I'd be happy to take wayland to extra when the time comes. Just let me know when you think it is ready. As long as there are no objections from mesa/cairo maintainers that is. Cheers, Tom
Am 08.02.2013 01:23, schrieb Sébastien Luttringer:
Hello gentleman,
Wayland is now in version 1.0.4[1]. I plan to move it to community to offer a first support of the wayland protocol into Archlinux. This will allow toolkit[2][3] packages to smoothly enable wayland support when maintainers wants and let users try this next-to-systemd-troll[4].
After Wayland I would add the demo compositor Weston to our community repositories. To do this we needs to: - enable wayland support into mesa ; - enable wayland support into cairo.

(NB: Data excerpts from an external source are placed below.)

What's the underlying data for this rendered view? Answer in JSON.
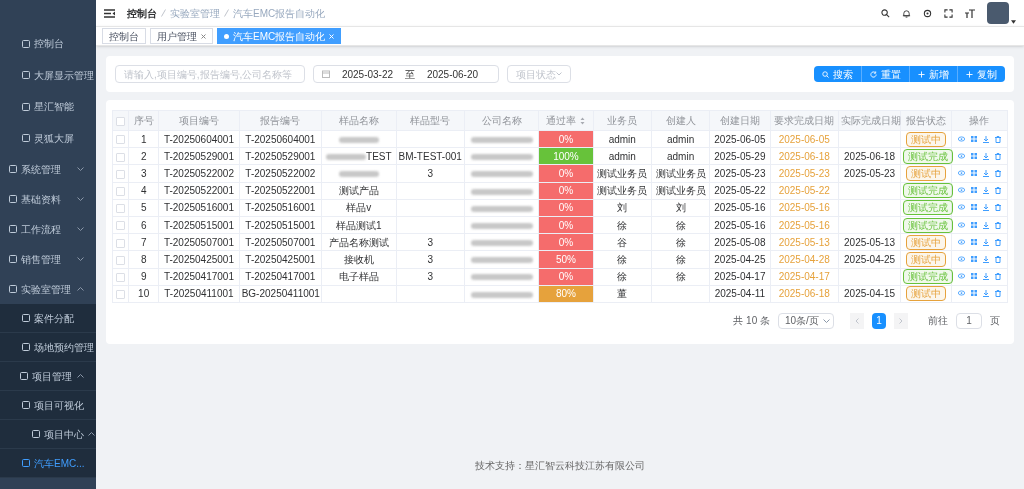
{
  "sidebar": {
    "items": [
      {
        "label": "控制台",
        "selected": false
      },
      {
        "label": "大屏显示管理",
        "selected": false
      },
      {
        "label": "星汇智能",
        "selected": false
      },
      {
        "label": "灵狐大屏",
        "selected": false
      },
      {
        "label": "系统管理",
        "selected": false,
        "expanded": false
      },
      {
        "label": "基础资料",
        "selected": false,
        "expanded": false
      },
      {
        "label": "工作流程",
        "selected": false,
        "expanded": false
      },
      {
        "label": "销售管理",
        "selected": false,
        "expanded": false
      },
      {
        "label": "实验室管理",
        "selected": false,
        "expanded": true,
        "children": [
          {
            "label": "案件分配",
            "selected": false
          },
          {
            "label": "场地预约管理",
            "selected": false
          },
          {
            "label": "项目管理",
            "selected": false,
            "expanded": true,
            "children": [
              {
                "label": "项目可视化",
                "selected": false
              },
              {
                "label": "项目中心",
                "selected": false,
                "expanded": true,
                "children": [
                  {
                    "label": "汽车EMC...",
                    "selected": true
                  }
                ]
              }
            ]
          }
        ]
      }
    ]
  },
  "breadcrumb": [
    "控制台",
    "实验室管理",
    "汽车EMC报告自动化"
  ],
  "tags": [
    {
      "label": "控制台",
      "selected": false,
      "closable": false
    },
    {
      "label": "用户管理",
      "selected": false,
      "closable": true
    },
    {
      "label": "汽车EMC报告自动化",
      "selected": true,
      "closable": true
    }
  ],
  "filters": {
    "keyword": {
      "placeholder": "请输入,项目编号,报告编号,公司名称等"
    },
    "date_start": "2025-03-22",
    "date_separator": "至",
    "date_end": "2025-06-20",
    "status": {
      "placeholder": "项目状态"
    }
  },
  "buttons": [
    "搜索",
    "重置",
    "新增",
    "复制"
  ],
  "table": {
    "select_all_checked": false,
    "columns": [
      "序号",
      "项目编号",
      "报告编号",
      "样品名称",
      "样品型号",
      "公司名称",
      "通过率",
      "业务员",
      "创建人",
      "创建日期",
      "要求完成日期",
      "实际完成日期",
      "报告状态",
      "操作"
    ],
    "rows": [
      {
        "no": "1",
        "project": "T-20250604001",
        "report": "T-20250604001",
        "checked": false,
        "sample": "",
        "sample_redacted": true,
        "model": "",
        "company_redacted": true,
        "rate": "0%",
        "color": "#f56c6c",
        "sales": "admin",
        "creator": "admin",
        "created": "2025-06-05",
        "required": "2025-06-05",
        "actual": "",
        "status": {
          "label": "测试中",
          "color": "#e6a23c"
        }
      },
      {
        "no": "2",
        "project": "T-20250529001",
        "report": "T-20250529001",
        "checked": false,
        "sample": "TEST",
        "sample_redacted": true,
        "model": "BM-TEST-001",
        "company_redacted": true,
        "rate": "100%",
        "color": "#67c23a",
        "sales": "admin",
        "creator": "admin",
        "created": "2025-05-29",
        "required": "2025-06-18",
        "actual": "2025-06-18",
        "status": {
          "label": "测试完成",
          "color": "#67c23a"
        }
      },
      {
        "no": "3",
        "project": "T-20250522002",
        "report": "T-20250522002",
        "checked": false,
        "sample": "",
        "sample_redacted": true,
        "model": "3",
        "company_redacted": true,
        "rate": "0%",
        "color": "#f56c6c",
        "sales": "测试业务员",
        "creator": "测试业务员",
        "created": "2025-05-23",
        "required": "2025-05-23",
        "actual": "2025-05-23",
        "status": {
          "label": "测试中",
          "color": "#e6a23c"
        }
      },
      {
        "no": "4",
        "project": "T-20250522001",
        "report": "T-20250522001",
        "checked": false,
        "sample": "测试产品",
        "model": "",
        "company_redacted": true,
        "rate": "0%",
        "color": "#f56c6c",
        "sales": "测试业务员",
        "creator": "测试业务员",
        "created": "2025-05-22",
        "required": "2025-05-22",
        "actual": "",
        "status": {
          "label": "测试完成",
          "color": "#67c23a"
        }
      },
      {
        "no": "5",
        "project": "T-20250516001",
        "report": "T-20250516001",
        "checked": false,
        "sample": "样品v",
        "model": "",
        "company_redacted": true,
        "rate": "0%",
        "color": "#f56c6c",
        "sales": "刘",
        "creator": "刘",
        "created": "2025-05-16",
        "required": "2025-05-16",
        "actual": "",
        "status": {
          "label": "测试完成",
          "color": "#67c23a"
        }
      },
      {
        "no": "6",
        "project": "T-20250515001",
        "report": "T-20250515001",
        "checked": false,
        "sample": "样品测试1",
        "model": "",
        "company_redacted": true,
        "rate": "0%",
        "color": "#f56c6c",
        "sales": "徐",
        "creator": "徐",
        "created": "2025-05-16",
        "required": "2025-05-16",
        "actual": "",
        "status": {
          "label": "测试完成",
          "color": "#67c23a"
        }
      },
      {
        "no": "7",
        "project": "T-20250507001",
        "report": "T-20250507001",
        "checked": false,
        "sample": "产品名称测试",
        "model": "3",
        "company_redacted": true,
        "rate": "0%",
        "color": "#f56c6c",
        "sales": "谷",
        "creator": "徐",
        "created": "2025-05-08",
        "required": "2025-05-13",
        "actual": "2025-05-13",
        "status": {
          "label": "测试中",
          "color": "#e6a23c"
        }
      },
      {
        "no": "8",
        "project": "T-20250425001",
        "report": "T-20250425001",
        "checked": false,
        "sample": "接收机",
        "model": "3",
        "company_redacted": true,
        "rate": "50%",
        "color": "#f56c6c",
        "sales": "徐",
        "creator": "徐",
        "created": "2025-04-25",
        "required": "2025-04-28",
        "actual": "2025-04-25",
        "status": {
          "label": "测试中",
          "color": "#e6a23c"
        }
      },
      {
        "no": "9",
        "project": "T-20250417001",
        "report": "T-20250417001",
        "checked": false,
        "sample": "电子样品",
        "model": "3",
        "company_redacted": true,
        "rate": "0%",
        "color": "#f56c6c",
        "sales": "徐",
        "creator": "徐",
        "created": "2025-04-17",
        "required": "2025-04-17",
        "actual": "",
        "status": {
          "label": "测试完成",
          "color": "#67c23a"
        }
      },
      {
        "no": "10",
        "project": "T-20250411001",
        "report": "BG-20250411001",
        "checked": false,
        "sample": "",
        "model": "",
        "company_redacted": true,
        "rate": "80%",
        "color": "#e6a23c",
        "sales": "董",
        "creator": "",
        "created": "2025-04-11",
        "required": "2025-06-18",
        "actual": "2025-04-15",
        "status": {
          "label": "测试中",
          "color": "#e6a23c"
        }
      }
    ]
  },
  "pagination": {
    "total": "共 10 条",
    "page_size": "10条/页",
    "pages": [
      {
        "label": "1",
        "selected": true
      }
    ],
    "goto_label": "前往",
    "goto_value": "1",
    "goto_suffix": "页"
  },
  "footer": "技术支持：星汇智云科技江苏有限公司"
}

If the both maintainers agreed to add support, we need to find a gentle developper which can move wayland to extra[5].
I appreciate your effort and have no objection against adding Wayland. However, to limit people's enthusiasm about this, I just want to remark that having Wayland installed now is not incredibly useful: Weston is AFAIK the only compositor available at this time, and it is, as you mention, a demo (there was talk of some tiling WM being ported to Wayland, I forgot the name). Also you'll use XWayland most of the time. When Qt5 gets released and Qt4 applications are ported (which will likely happen for all Qt4 applications), there'll be at least many applications that can use Wayland natively. When KDE is ported to Qt5, we'll also get kwin as a more feature-rich Wayland compositor. I didn't read about the GTK situation yet, but I guess GTK3 has Wayland support already.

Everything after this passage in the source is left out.